Thursday, June 12, 2003

Ends and Means

When I hear people criticize politicians for letting the ends justify the means, I find myself wondering what else is supposed to justify the means. In my experience, the graver errors and crimes of leaders stem from an infatuation with the means themselves for which the purported end of the action simply provides an excuse or occasion. The use of torture to extract information, for example, is commonly defended by an appeal to necessity, as in the current war on terror during which we have promoted the use of torture by our allies when we haven’t practiced it ourselves under various euphemisms. Historical experience suggests, however, that torture is not a very useful technique for gathering information precisely because it is all too effective at eliciting the desired answer. Thus if what you need to do is convince yourselves of the rightness of some crazy theory, for example that old women are powerful agents of the devil or that a wrecked Middle Eastern country is a deadly immediate threat, torture works. More generally, torture makes sense, at least to its devotees, as a way of asserting power through the moral annihilation of a hated enemy. Forcing the bad guy to disclose where he planted the bomb, a very rare occurrence, is treated as the paradigm case for apologetic purposes; but, for the most part, the powerful electrocute a captive’s balls for the same reason a dog licks his—because he can.
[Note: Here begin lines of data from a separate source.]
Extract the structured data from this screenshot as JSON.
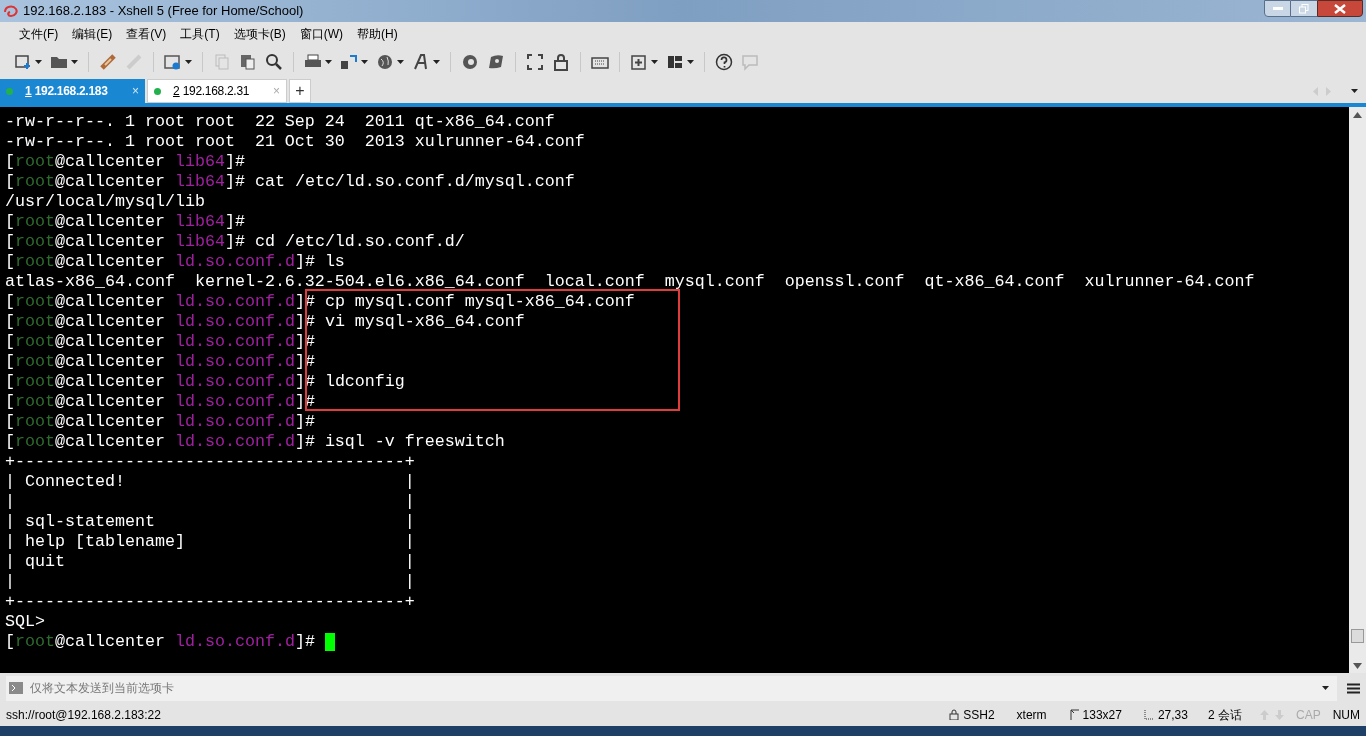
{
  "window": {
    "title": "192.168.2.183 - Xshell 5 (Free for Home/School)"
  },
  "menu": [
    "文件(F)",
    "编辑(E)",
    "查看(V)",
    "工具(T)",
    "选项卡(B)",
    "窗口(W)",
    "帮助(H)"
  ],
  "tabs": [
    {
      "number": "1",
      "label": "192.168.2.183",
      "selected": true,
      "close": "×",
      "color": "#22b14c"
    },
    {
      "number": "2",
      "label": "192.168.2.31",
      "selected": false,
      "close": "×",
      "color": "#22b14c"
    }
  ],
  "new_tab": "+",
  "terminal": {
    "lines": [
      [
        {
          "text": "-rw-r--r--. 1 root root  22 Sep 24  2011 qt-x86_64.conf",
          "color": "#ffffff"
        }
      ],
      [
        {
          "text": "-rw-r--r--. 1 root root  21 Oct 30  2013 xulrunner-64.conf",
          "color": "#ffffff"
        }
      ],
      [
        {
          "text": "[",
          "color": "#ffffff"
        },
        {
          "text": "root",
          "color": "#2e6b2e"
        },
        {
          "text": "@callcenter ",
          "color": "#ffffff"
        },
        {
          "text": "lib64",
          "color": "#a020a0"
        },
        {
          "text": "]#",
          "color": "#ffffff"
        }
      ],
      [
        {
          "text": "[",
          "color": "#ffffff"
        },
        {
          "text": "root",
          "color": "#2e6b2e"
        },
        {
          "text": "@callcenter ",
          "color": "#ffffff"
        },
        {
          "text": "lib64",
          "color": "#a020a0"
        },
        {
          "text": "]# cat /etc/ld.so.conf.d/mysql.conf",
          "color": "#ffffff"
        }
      ],
      [
        {
          "text": "/usr/local/mysql/lib",
          "color": "#ffffff"
        }
      ],
      [
        {
          "text": "[",
          "color": "#ffffff"
        },
        {
          "text": "root",
          "color": "#2e6b2e"
        },
        {
          "text": "@callcenter ",
          "color": "#ffffff"
        },
        {
          "text": "lib64",
          "color": "#a020a0"
        },
        {
          "text": "]#",
          "color": "#ffffff"
        }
      ],
      [
        {
          "text": "[",
          "color": "#ffffff"
        },
        {
          "text": "root",
          "color": "#2e6b2e"
        },
        {
          "text": "@callcenter ",
          "color": "#ffffff"
        },
        {
          "text": "lib64",
          "color": "#a020a0"
        },
        {
          "text": "]# cd /etc/ld.so.conf.d/",
          "color": "#ffffff"
        }
      ],
      [
        {
          "text": "[",
          "color": "#ffffff"
        },
        {
          "text": "root",
          "color": "#2e6b2e"
        },
        {
          "text": "@callcenter ",
          "color": "#ffffff"
        },
        {
          "text": "ld.so.conf.d",
          "color": "#a020a0"
        },
        {
          "text": "]# ls",
          "color": "#ffffff"
        }
      ],
      [
        {
          "text": "atlas-x86_64.conf  kernel-2.6.32-504.el6.x86_64.conf  local.conf  mysql.conf  openssl.conf  qt-x86_64.conf  xulrunner-64.conf",
          "color": "#ffffff"
        }
      ],
      [
        {
          "text": "[",
          "color": "#ffffff"
        },
        {
          "text": "root",
          "color": "#2e6b2e"
        },
        {
          "text": "@callcenter ",
          "color": "#ffffff"
        },
        {
          "text": "ld.so.conf.d",
          "color": "#a020a0"
        },
        {
          "text": "]",
          "color": "#ffffff"
        },
        {
          "text": "# cp mysql.conf mysql-x86_64.conf",
          "color": "#ffffff"
        }
      ],
      [
        {
          "text": "[",
          "color": "#ffffff"
        },
        {
          "text": "root",
          "color": "#2e6b2e"
        },
        {
          "text": "@callcenter ",
          "color": "#ffffff"
        },
        {
          "text": "ld.so.conf.d",
          "color": "#a020a0"
        },
        {
          "text": "]",
          "color": "#ffffff"
        },
        {
          "text": "# vi mysql-x86_64.conf",
          "color": "#ffffff"
        }
      ],
      [
        {
          "text": "[",
          "color": "#ffffff"
        },
        {
          "text": "root",
          "color": "#2e6b2e"
        },
        {
          "text": "@callcenter ",
          "color": "#ffffff"
        },
        {
          "text": "ld.so.conf.d",
          "color": "#a020a0"
        },
        {
          "text": "]",
          "color": "#ffffff"
        },
        {
          "text": "#",
          "color": "#ffffff"
        }
      ],
      [
        {
          "text": "[",
          "color": "#ffffff"
        },
        {
          "text": "root",
          "color": "#2e6b2e"
        },
        {
          "text": "@callcenter ",
          "color": "#ffffff"
        },
        {
          "text": "ld.so.conf.d",
          "color": "#a020a0"
        },
        {
          "text": "]",
          "color": "#ffffff"
        },
        {
          "text": "#",
          "color": "#ffffff"
        }
      ],
      [
        {
          "text": "[",
          "color": "#ffffff"
        },
        {
          "text": "root",
          "color": "#2e6b2e"
        },
        {
          "text": "@callcenter ",
          "color": "#ffffff"
        },
        {
          "text": "ld.so.conf.d",
          "color": "#a020a0"
        },
        {
          "text": "]",
          "color": "#ffffff"
        },
        {
          "text": "# ldconfig",
          "color": "#ffffff"
        }
      ],
      [
        {
          "text": "[",
          "color": "#ffffff"
        },
        {
          "text": "root",
          "color": "#2e6b2e"
        },
        {
          "text": "@callcenter ",
          "color": "#ffffff"
        },
        {
          "text": "ld.so.conf.d",
          "color": "#a020a0"
        },
        {
          "text": "]",
          "color": "#ffffff"
        },
        {
          "text": "#",
          "color": "#ffffff"
        }
      ],
      [
        {
          "text": "[",
          "color": "#ffffff"
        },
        {
          "text": "root",
          "color": "#2e6b2e"
        },
        {
          "text": "@callcenter ",
          "color": "#ffffff"
        },
        {
          "text": "ld.so.conf.d",
          "color": "#a020a0"
        },
        {
          "text": "]#",
          "color": "#ffffff"
        }
      ],
      [
        {
          "text": "[",
          "color": "#ffffff"
        },
        {
          "text": "root",
          "color": "#2e6b2e"
        },
        {
          "text": "@callcenter ",
          "color": "#ffffff"
        },
        {
          "text": "ld.so.conf.d",
          "color": "#a020a0"
        },
        {
          "text": "]# isql -v freeswitch",
          "color": "#ffffff"
        }
      ],
      [
        {
          "text": "+---------------------------------------+",
          "color": "#ffffff"
        }
      ],
      [
        {
          "text": "| Connected!                            |",
          "color": "#ffffff"
        }
      ],
      [
        {
          "text": "|                                       |",
          "color": "#ffffff"
        }
      ],
      [
        {
          "text": "| sql-statement                         |",
          "color": "#ffffff"
        }
      ],
      [
        {
          "text": "| help [tablename]                      |",
          "color": "#ffffff"
        }
      ],
      [
        {
          "text": "| quit                                  |",
          "color": "#ffffff"
        }
      ],
      [
        {
          "text": "|                                       |",
          "color": "#ffffff"
        }
      ],
      [
        {
          "text": "+---------------------------------------+",
          "color": "#ffffff"
        }
      ],
      [
        {
          "text": "SQL>",
          "color": "#ffffff"
        }
      ],
      [
        {
          "text": "[",
          "color": "#ffffff"
        },
        {
          "text": "root",
          "color": "#2e6b2e"
        },
        {
          "text": "@callcenter ",
          "color": "#ffffff"
        },
        {
          "text": "ld.so.conf.d",
          "color": "#a020a0"
        },
        {
          "text": "]# ",
          "color": "#ffffff"
        }
      ]
    ]
  },
  "compose_bar": {
    "placeholder": "仅将文本发送到当前选项卡"
  },
  "status_bar": {
    "connection": "ssh://root@192.168.2.183:22",
    "protocol": "SSH2",
    "terminal_type": "xterm",
    "size": "133x27",
    "cursor": "27,33",
    "sessions": "2 会话",
    "keys": [
      {
        "label": "CAP",
        "on": false
      },
      {
        "label": "NUM",
        "on": true
      }
    ]
  }
}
Terrible things must sometimes be done by decent people, though even in the most defensible instances, the good can only do what they must my waking their own dark impulses. Thus in the inevitable example—though the case of Roosevelt is probably more illuminating—Churchill waged pitiless war on Hitler because it was the necessary thing to do, but he was able to act ruthlessly, as he himself understood perfectly, because he loved war and destruction for itself. Hitler was a godsend to Churchill, just as the tragedy of the Civil War was a gift to Lincoln, something Lincoln also acknowledged. But in these cases the ends really did justify the means. The great objection to America’s behavior in the world over the last couple of years is not that we have used violent and coercive means, but that we have used them despite the absence of a great national emergency and with a vehemence all out of proportion to any real threat. Bin Laden and Saddam are just excuses for the arrogant and highly pleasurable exercise of sheer power. And the proof of this will be that when these hyped and misidentified villains are gone, there will be others.